Ci vorrebbe una settimana di pausa, dopo quella che ha preceduto, accompagnato e chiuso Juve-Napoli. Ci vorrebbe per capire tutto quello che è successo tra la Campania e il Piemonte, volo compreso, e per non lasciarlo nel dimenticatoio tra pandemia, campionato che scorre, vita che fa lo stesso. 

Ci vorrebbe una settimana di pausa per rendersi conto del caos, in qualche modo sminuzzarlo e dargli un senso compiuto. O almeno uno cronologico. Perché prima di ogni cosa ci sono state le telefonate ai direttori delle ASL - piacioni e piacenti anche a metà dicembre, in attesa solo della luce dei riflettori -, poi i primi casi di positività - da entrambe le parti, e comunque lontane dai gruppi squadra -, quindi un principio di focolaio nello spogliatoio azzurro. 
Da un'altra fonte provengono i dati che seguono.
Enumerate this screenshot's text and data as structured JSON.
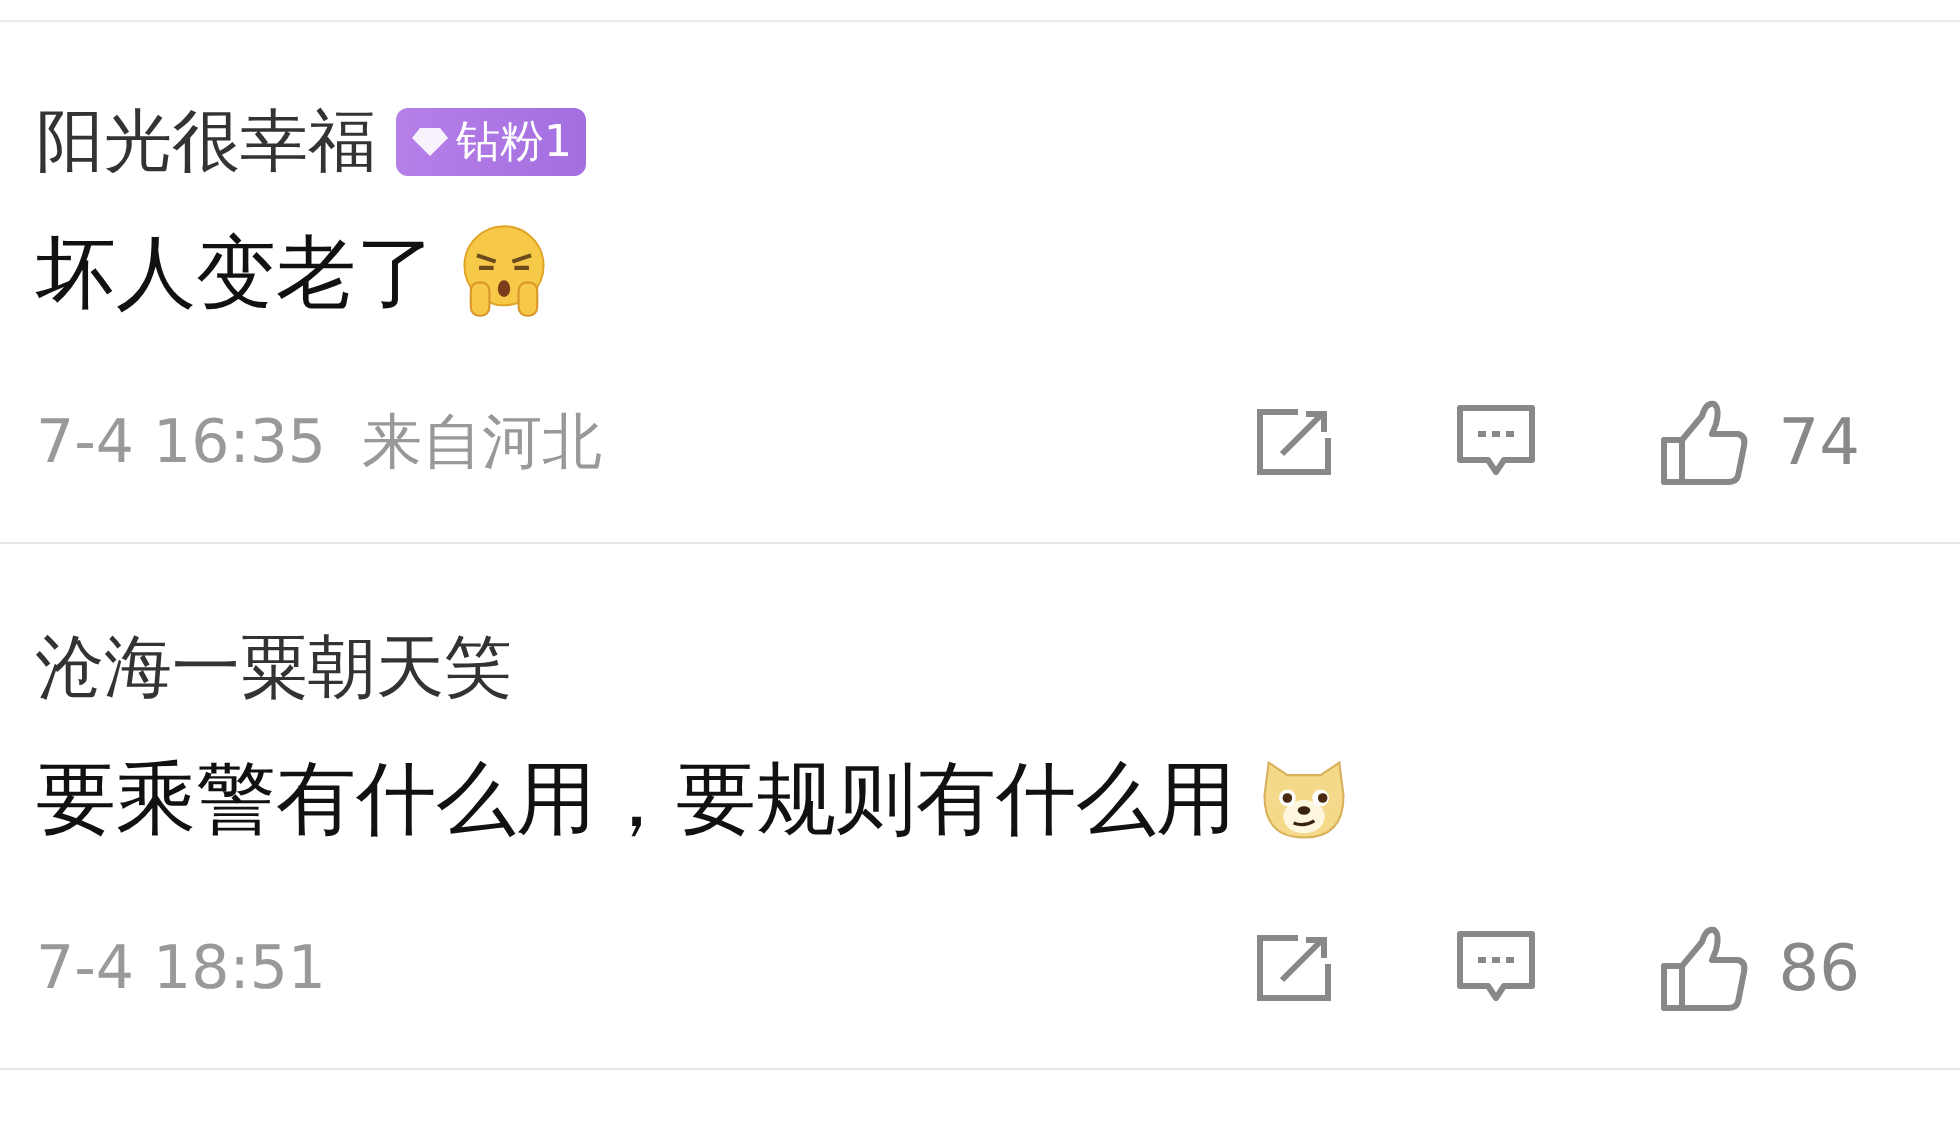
{
  "comments": [
    {
      "user": "阳光很幸福",
      "badge": "钻粉1",
      "text": "坏人变老了",
      "emoji": {
        "kind": "grumpy"
      },
      "time": "7-4 16:35",
      "location": "来自河北",
      "likes": "74"
    },
    {
      "user": "沧海一粟朝天笑",
      "text": "要乘警有什么用，要规则有什么用",
      "emoji": {
        "kind": "dog"
      },
      "time": "7-4 18:51",
      "likes": "86"
    }
  ]
}
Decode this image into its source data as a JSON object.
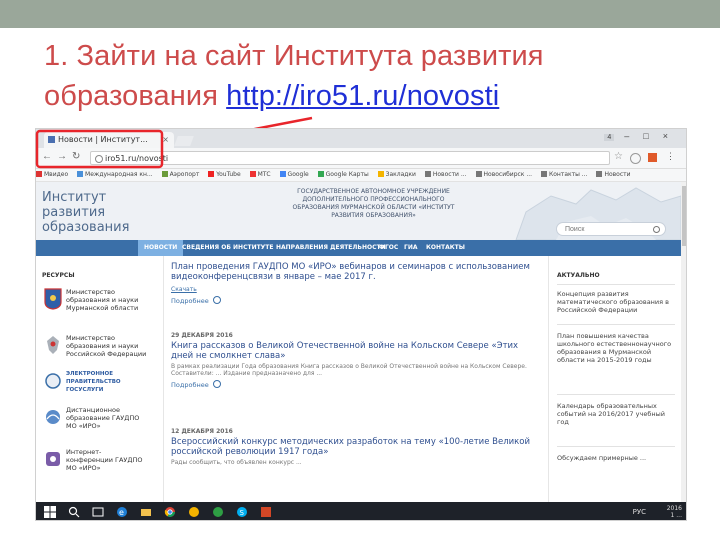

Bene, secondo la legge speciale, scritta e controfirmata da sua maestà De Laurentiis, quella partita avrebbe dovuto avere un immediato stop dalla ASL: era tutto pronto. Poi l'inghippo nel piano, la reazione che è stata furiosa e le telefonate. Quante telefonate. Solo telefonate. Si narra addirittura al Ministro Speranza: fate presto, che c'è un campionato da non falsare!
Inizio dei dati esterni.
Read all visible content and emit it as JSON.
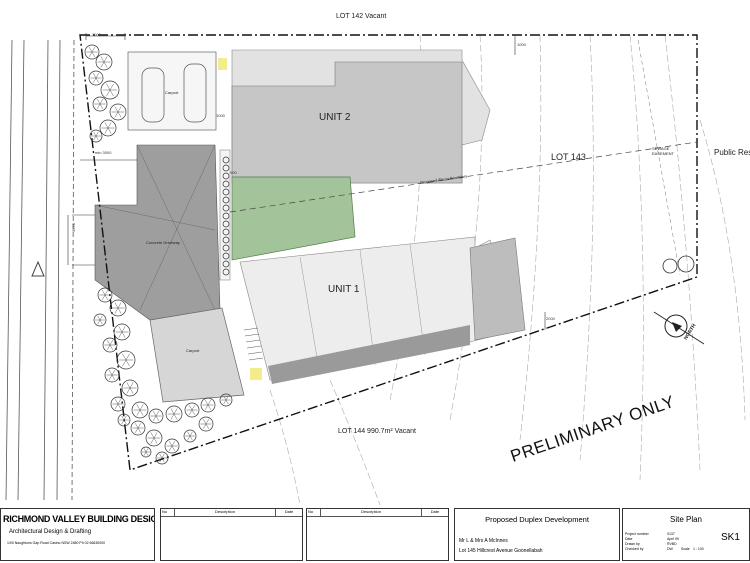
{
  "site": {
    "lot_142": "LOT 142  Vacant",
    "lot_143": "LOT 143",
    "lot_144": "LOT 144  990.7m²  Vacant",
    "public_reserve": "Public Rese",
    "unit_1": "UNIT 1",
    "unit_2": "UNIT 2",
    "carport": "Carport",
    "concrete_driveway": "Concrete Driveway",
    "boundary": "Proposed Strata Boundary",
    "easement": "SEWAGE EASEMENT",
    "preliminary": "PRELIMINARY ONLY",
    "north": "NORTH",
    "dims": {
      "min3000": "min 3000",
      "d1000": "1000",
      "d900": "900",
      "d3578": "3578",
      "d2000": "2000"
    }
  },
  "title_block": {
    "company": "RICHMOND VALLEY BUILDING DESIGN",
    "tagline": "Architectural Design & Drafting",
    "address": "1/00 Naughtons Gap Road Casino  NSW 2480  Ph 02 66630000",
    "rev_headers": [
      "No",
      "Description",
      "Date"
    ],
    "project": "Proposed Duplex Development",
    "client": "Mr L & Mrs A McInnes",
    "location": "Lot 145 Hillcrest Avenue Goonellabah",
    "sheet_title": "Site Plan",
    "sheet_no": "SK1",
    "meta_labels": [
      "Project number",
      "Date",
      "Drawn by",
      "Checked by"
    ],
    "meta_values": [
      "0137",
      "April 09",
      "RVBD",
      "DW"
    ],
    "scale_label": "Scale",
    "scale_value": "1 : 100"
  }
}
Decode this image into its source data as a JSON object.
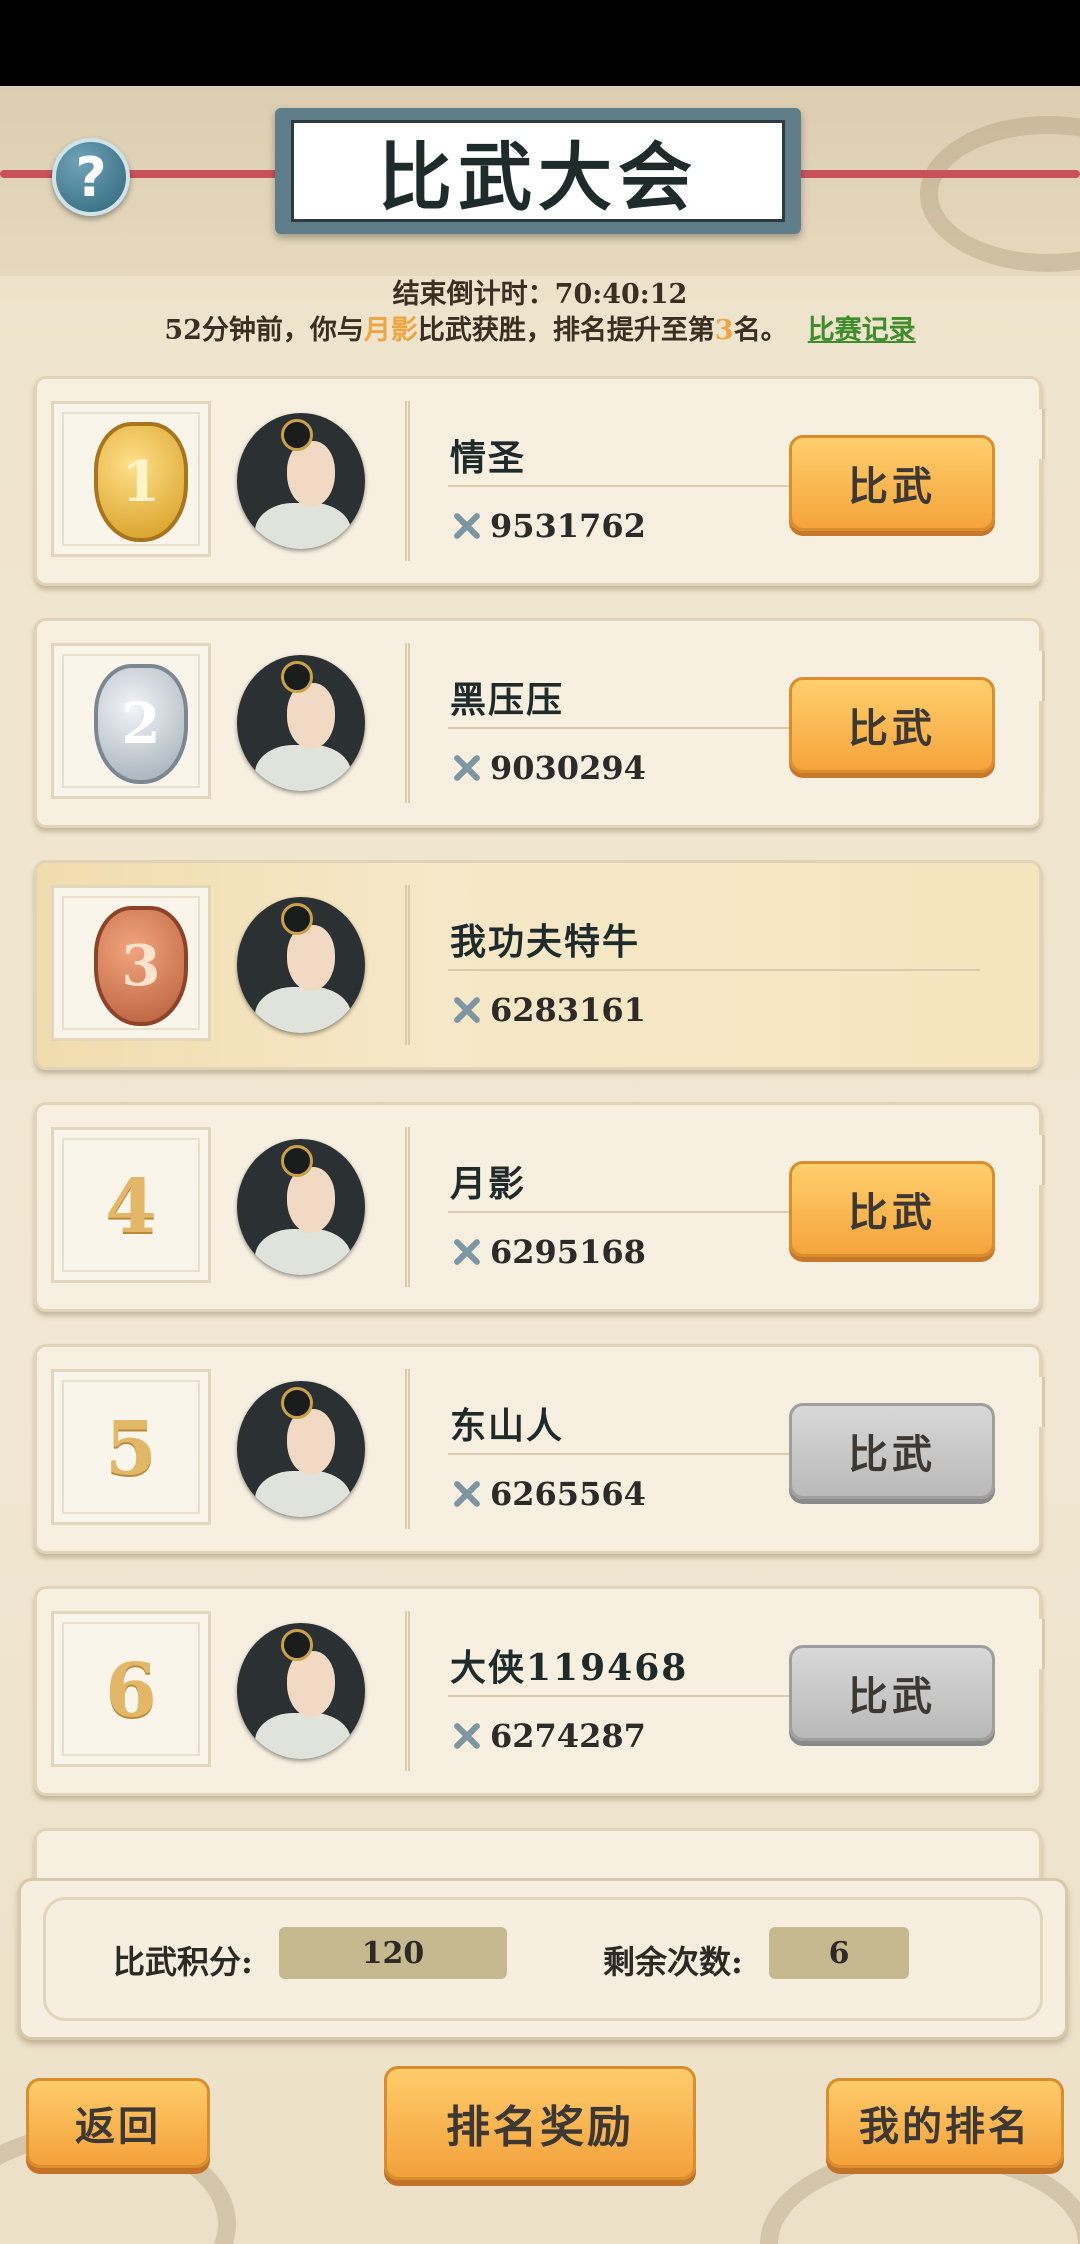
{
  "header": {
    "title": "比武大会",
    "help_icon": "question-mark-icon",
    "countdown": "结束倒计时：70:40:12",
    "news": {
      "prefix": "52分钟前，你与",
      "opponent": "月影",
      "middle": "比武获胜，排名提升至第",
      "rank": "3",
      "suffix": "名。",
      "record_link": "比赛记录"
    }
  },
  "ranking": [
    {
      "rank": "1",
      "badge": "gold-medal",
      "name": "情圣",
      "power": "9531762",
      "button": "比武",
      "button_enabled": true
    },
    {
      "rank": "2",
      "badge": "silver-medal",
      "name": "黑压压",
      "power": "9030294",
      "button": "比武",
      "button_enabled": true
    },
    {
      "rank": "3",
      "badge": "bronze-medal",
      "name": "我功夫特牛",
      "power": "6283161",
      "is_self": true
    },
    {
      "rank": "4",
      "name": "月影",
      "power": "6295168",
      "button": "比武",
      "button_enabled": true
    },
    {
      "rank": "5",
      "name": "东山人",
      "power": "6265564",
      "button": "比武",
      "button_enabled": false
    },
    {
      "rank": "6",
      "name": "大侠119468",
      "power": "6274287",
      "button": "比武",
      "button_enabled": false
    }
  ],
  "stats": {
    "score_label": "比武积分:",
    "score_value": "120",
    "remaining_label": "剩余次数:",
    "remaining_value": "6"
  },
  "footer": {
    "back": "返回",
    "rewards": "排名奖励",
    "my_rank": "我的排名"
  },
  "colors": {
    "accent_orange": "#f5a43b",
    "highlight": "#f0a640",
    "link_green": "#3f8e2c",
    "disabled_gray": "#b9b9b9"
  }
}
Persa la battaglia, durata quasi 48 ore, DeLa si è tolto l'ultimo sfizio, consapevole comunque che, se fosse arrivata una sconfitta, avrebbe probabilmente fatto ricorso: dentro Zielinski, Rrahmani e Lobotka, per l'autorità sanitaria da mettere immediatamente in quarantena in quanto "contatti stretti" di compagni già positivi. Un dispetto a chi non ha giocato al suo gioco. Un ultimo e disperato appello, almeno al grande pubblico: il Napoli è stato defraudato, ma alza la testa contro il Sistema. Ma quale Sistema? Lo stesso di cui si era servito un anno prima, in una situazione addirittura di minor disagio. 
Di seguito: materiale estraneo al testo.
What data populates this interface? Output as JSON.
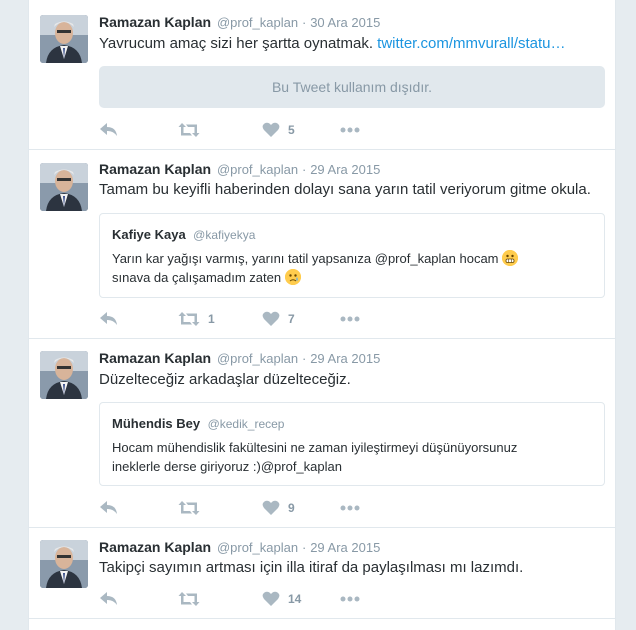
{
  "tweets": [
    {
      "fullname": "Ramazan Kaplan",
      "username": "@prof_kaplan",
      "separator": "·",
      "time": "30 Ara 2015",
      "text": "Yavrucum amaç sizi her şartta oynatmak.",
      "link": "twitter.com/mmvurall/statu…",
      "unavailable": "Bu Tweet kullanım dışıdır.",
      "retweets": "",
      "likes": "5"
    },
    {
      "fullname": "Ramazan Kaplan",
      "username": "@prof_kaplan",
      "separator": "·",
      "time": "29 Ara 2015",
      "text": "Tamam bu keyifli haberinden dolayı sana yarın tatil veriyorum gitme okula.",
      "quote": {
        "name": "Kafiye Kaya",
        "user": "@kafiyekya",
        "line1": "Yarın kar yağışı varmış, yarını tatil yapsanıza @prof_kaplan hocam",
        "line2": "sınava da çalışamadım zaten"
      },
      "retweets": "1",
      "likes": "7"
    },
    {
      "fullname": "Ramazan Kaplan",
      "username": "@prof_kaplan",
      "separator": "·",
      "time": "29 Ara 2015",
      "text": "Düzelteceğiz arkadaşlar düzelteceğiz.",
      "quote": {
        "name": "Mühendis Bey",
        "user": "@kedik_recep",
        "line1": "Hocam mühendislik fakültesini ne zaman iyileştirmeyi düşünüyorsunuz",
        "line2": "ineklerle derse giriyoruz :)@prof_kaplan"
      },
      "retweets": "",
      "likes": "9"
    },
    {
      "fullname": "Ramazan Kaplan",
      "username": "@prof_kaplan",
      "separator": "·",
      "time": "29 Ara 2015",
      "text": "Takipçi sayımın artması için illa itiraf da paylaşılması mı lazımdı.",
      "retweets": "",
      "likes": "14"
    }
  ],
  "icons": {
    "reply": "reply-icon",
    "retweet": "retweet-icon",
    "like": "heart-icon",
    "more": "more-icon"
  },
  "colors": {
    "link": "#1b95e0",
    "muted": "#8899a6",
    "icon": "#aab8c2",
    "border": "#e1e8ed",
    "background": "#e6ecf0"
  }
}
Ora, il caso - o l'effetto di un virus che conosciamo benissimo? - ha voluto la positività di Zielinski. E Zielinski ha regolarmente giocato, lanciato in campo come segnale e apparso ai più come simbolo di un bullo di quartiere. 

Cosa può fare la Juve? Guardare e passare probabilmente, anche se a pugni stretti. Signori si nasce, diceva Totò vestito da Zazà (guarda un po' il caso): ma loro no, non lo nacquero.